This is part six of a new blog series where I want to take a closer look at the newly released National Education Technology Plan. I outline my plan for this series in this post.
Part Six- R&D: Innovate and Scale
Section Goal: None Stated
This final section deals with developing and implementing an R&D program for the department of Ed. It's goals would be similar to the defense department's DARPA program- trying out new techniques and practices and then scaling up successes and moving away from failed efforts. I must honestly say that anytime I see the phrase "scale up" in education reform, the hairs on my neck tingle. I just don't like it because I don't think it really works in education. It would be nice if it did and our lives would be a whole lot easier, but I don't think there is a solution that you can spread out and fit every school, every teacher, every student into. The main reason I think this is because the reason educational programs succeed are not because of the programs- it's because of the people leading it and keeping it going every day. And you can't scale those people... With that said, here's some thoughts on what I liked or didn't like about this section:
What I liked
- Not much. I think the idea of an R&D department within the Department of Ed is interesting and has potential if done right....but...
What I didn't like
- ...I have little faith that the Department of Education could get it right. This is the department that gives us No Child Left Behind and Race to the Top. This is the department that cheers on the mass firing of teachers, tying teacher pay to high stakes tests, and is led by yet another person who has never stepped foot in a classroom (the only Secretary of Education that has ever been an actual K-12 teacher was Terrel Bell, who served 25 years ago...). Here are pieces from the NETP that help to add to my distrust:
- One of the main goals is listed as "Transferring existing and emerging technology innovations from such sectors as consumer, business, and entertainment into education" (p. 75). This isn't that simple. You can't take business, consumer, and entertainment innovations and just plop them into a school system and expect it to work. Plus this is incredibly vague- what innovations? Are we talking about business practices here? What are the downsides involved with introducing capitalist and market forces into a public institution that is supposed to serve all equally (insert joke here about what we can learn in education from Snooki)?

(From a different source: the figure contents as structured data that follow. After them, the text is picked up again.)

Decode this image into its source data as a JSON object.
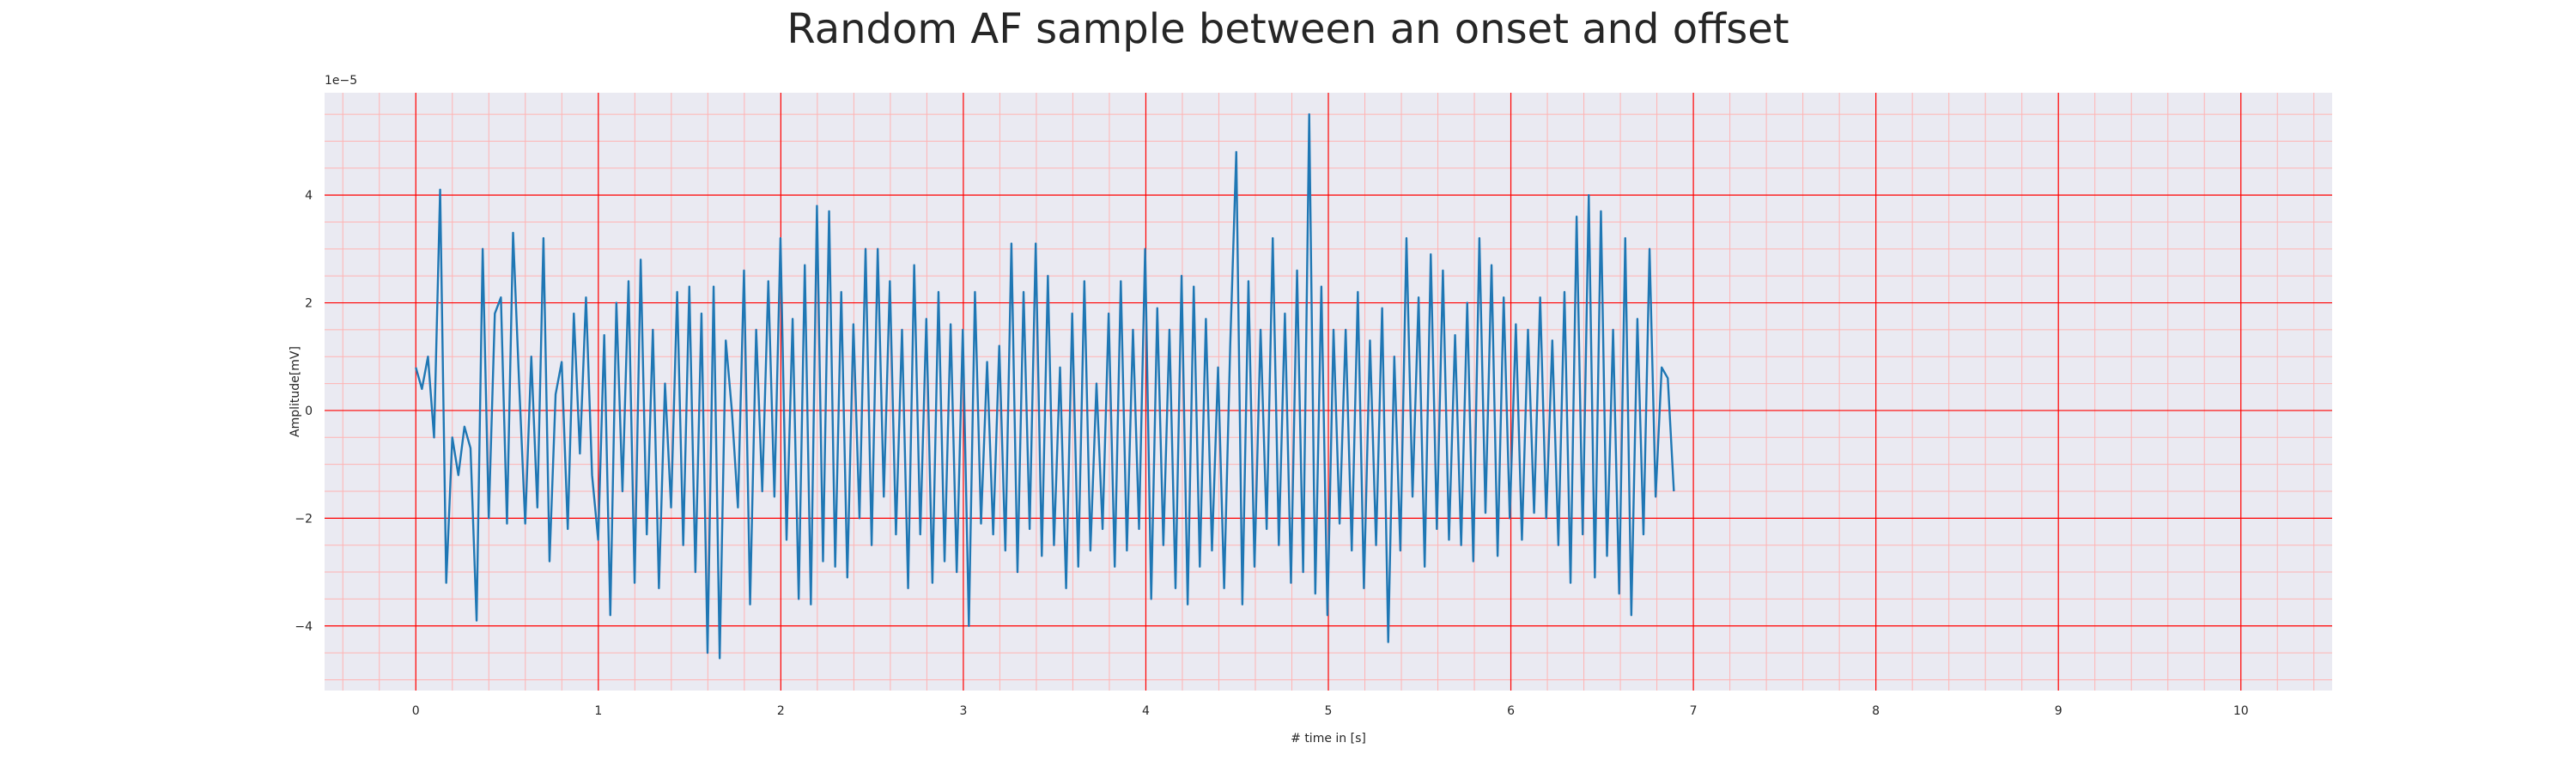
{
  "chart_data": {
    "type": "line",
    "title": "Random AF sample between an onset and offset",
    "xlabel": "# time in [s]",
    "ylabel": "Amplitude[mV]",
    "y_offset_label": "1e−5",
    "xlim": [
      -0.5,
      10.5
    ],
    "ylim": [
      -5.2,
      5.9
    ],
    "xticks": [
      0,
      1,
      2,
      3,
      4,
      5,
      6,
      7,
      8,
      9,
      10
    ],
    "yticks": [
      -4,
      -2,
      0,
      2,
      4
    ],
    "grid": true,
    "grid_color": "#ff0000",
    "minor_grid_color": "#ffb3b3",
    "background_color": "#eaeaf2",
    "line_color": "#1f77b4",
    "series": [
      {
        "x_start": 0.0,
        "x_step": 0.0333,
        "values": [
          0.8,
          0.4,
          1.0,
          -0.5,
          4.1,
          -3.2,
          -0.5,
          -1.2,
          -0.3,
          -0.7,
          -3.9,
          3.0,
          -2.0,
          1.8,
          2.1,
          -2.1,
          3.3,
          0.5,
          -2.1,
          1.0,
          -1.8,
          3.2,
          -2.8,
          0.3,
          0.9,
          -2.2,
          1.8,
          -0.8,
          2.1,
          -1.2,
          -2.4,
          1.4,
          -3.8,
          2.0,
          -1.5,
          2.4,
          -3.2,
          2.8,
          -2.3,
          1.5,
          -3.3,
          0.5,
          -1.8,
          2.2,
          -2.5,
          2.3,
          -3.0,
          1.8,
          -4.5,
          2.3,
          -4.6,
          1.3,
          0.0,
          -1.8,
          2.6,
          -3.6,
          1.5,
          -1.5,
          2.4,
          -1.6,
          3.2,
          -2.4,
          1.7,
          -3.5,
          2.7,
          -3.6,
          3.8,
          -2.8,
          3.7,
          -2.9,
          2.2,
          -3.1,
          1.6,
          -2.0,
          3.0,
          -2.5,
          3.0,
          -1.6,
          2.4,
          -2.3,
          1.5,
          -3.3,
          2.7,
          -2.3,
          1.7,
          -3.2,
          2.2,
          -2.8,
          1.6,
          -3.0,
          1.5,
          -4.0,
          2.2,
          -2.1,
          0.9,
          -2.3,
          1.2,
          -2.6,
          3.1,
          -3.0,
          2.2,
          -2.2,
          3.1,
          -2.7,
          2.5,
          -2.5,
          0.8,
          -3.3,
          1.8,
          -2.9,
          2.4,
          -2.6,
          0.5,
          -2.2,
          1.8,
          -2.9,
          2.4,
          -2.6,
          1.5,
          -2.2,
          3.0,
          -3.5,
          1.9,
          -2.5,
          1.5,
          -3.3,
          2.5,
          -3.6,
          2.3,
          -2.9,
          1.7,
          -2.6,
          0.8,
          -3.3,
          1.2,
          4.8,
          -3.6,
          2.4,
          -2.9,
          1.5,
          -2.2,
          3.2,
          -2.5,
          1.8,
          -3.2,
          2.6,
          -3.0,
          5.5,
          -3.4,
          2.3,
          -3.8,
          1.5,
          -2.1,
          1.5,
          -2.6,
          2.2,
          -3.3,
          1.3,
          -2.5,
          1.9,
          -4.3,
          1.0,
          -2.6,
          3.2,
          -1.6,
          2.1,
          -2.9,
          2.9,
          -2.2,
          2.6,
          -2.4,
          1.4,
          -2.5,
          2.0,
          -2.8,
          3.2,
          -1.9,
          2.7,
          -2.7,
          2.1,
          -2.0,
          1.6,
          -2.4,
          1.5,
          -1.9,
          2.1,
          -2.0,
          1.3,
          -2.5,
          2.2,
          -3.2,
          3.6,
          -2.3,
          4.0,
          -3.1,
          3.7,
          -2.7,
          1.5,
          -3.4,
          3.2,
          -3.8,
          1.7,
          -2.3,
          3.0,
          -1.6,
          0.8,
          0.6,
          -1.5
        ]
      }
    ]
  }
}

- The idea of an R&D department is interesting, but the comparison to DARPA unnerves me a bit. I mean- if the defense department tests out a new missile or jet and it fails miserably, crashing and burning...well it was just a missile. But our schools are filled with kids who need an education. What if the idea fails miserably? Well, now you have a bunch of kids who lack an education at the most crucial point in their lives. And something tells me that the guinea pigs for these types of research projects would be inner city/high poverty kids, just the ones that can't afford to lose a year or two.
- Look at the wording here on page 76: this department should "bring together the best minds and organizations to collaborate on high-risk/high-gain education R&D projects. It should aim for radical, orders-of-magnitude improvements by envisioning the impact of innovations and then working backward to identify the fundamental breakthroughs required to make them possible." Does this scare anyone else? High-risk education R&D projects? What are we trying to boil kids down to, here?
- The plan calls on the identification of "grand challenge problems"- which are problems that establish a community of experts to work together towards finding a solution. I agree with this, but think the focus is off. As soon as I read this, my mind went to poverty. Why can't we focus these efforts on what I believe is the single largest issue in education as well as society in general? Instead of attacking the effects (poorly educated students), why not attack the true cause? Now, that's not to say that our education system cannot be vastly improved, but I firmly believe that as long as poverty is such a problem in our country, the education reform fight is always going to be a steep, uphill battle that may never be "won".
- The plan calls this the "ultimate grand challenge problem in education" - "Establishing an integrated, end-to-end real-time system for managing learning outcomes and costs across our entire education system at all levels." (p. 77). That's it? THAT is the ultimate problem in education? My head is spinning at the disconnect here. I can't fathom how this document, with some really solid ideas throughout, can come up with this as the ultimate problem in education.
- When talking about this integrated system, here is how they describe this grand/wonderful innovation: "Design and validate an integrated system that provides real-time access to learning experiences tuned to the levels of difficulty and assistance that optimize learning for all learners and that incorporates self-improving features that enable it to become increasingly effective through interaction with learners." (p. 78). You mean like....a teacher? Is this plan really proposing that we spend millions upon millions of dollars to provide experiences for students that teachers already provide, every day?
This final section really did surprise me. Maybe I was naive as I read all of the earlier sections, but I didn't see this coming. I think this section is filled with poor assumptions, misguided goals, and, frankly- scary rhetoric for teachers. I believe in the opposite of this section- I don't think we should be doing high-risk research on our students, I don't think we can effectively scale up education reforms, and I don't believe we need to create a data/learning system that would end up doing what a good teacher already does. And I don't trust the federal government to touch any of this, given their recent track record of reform.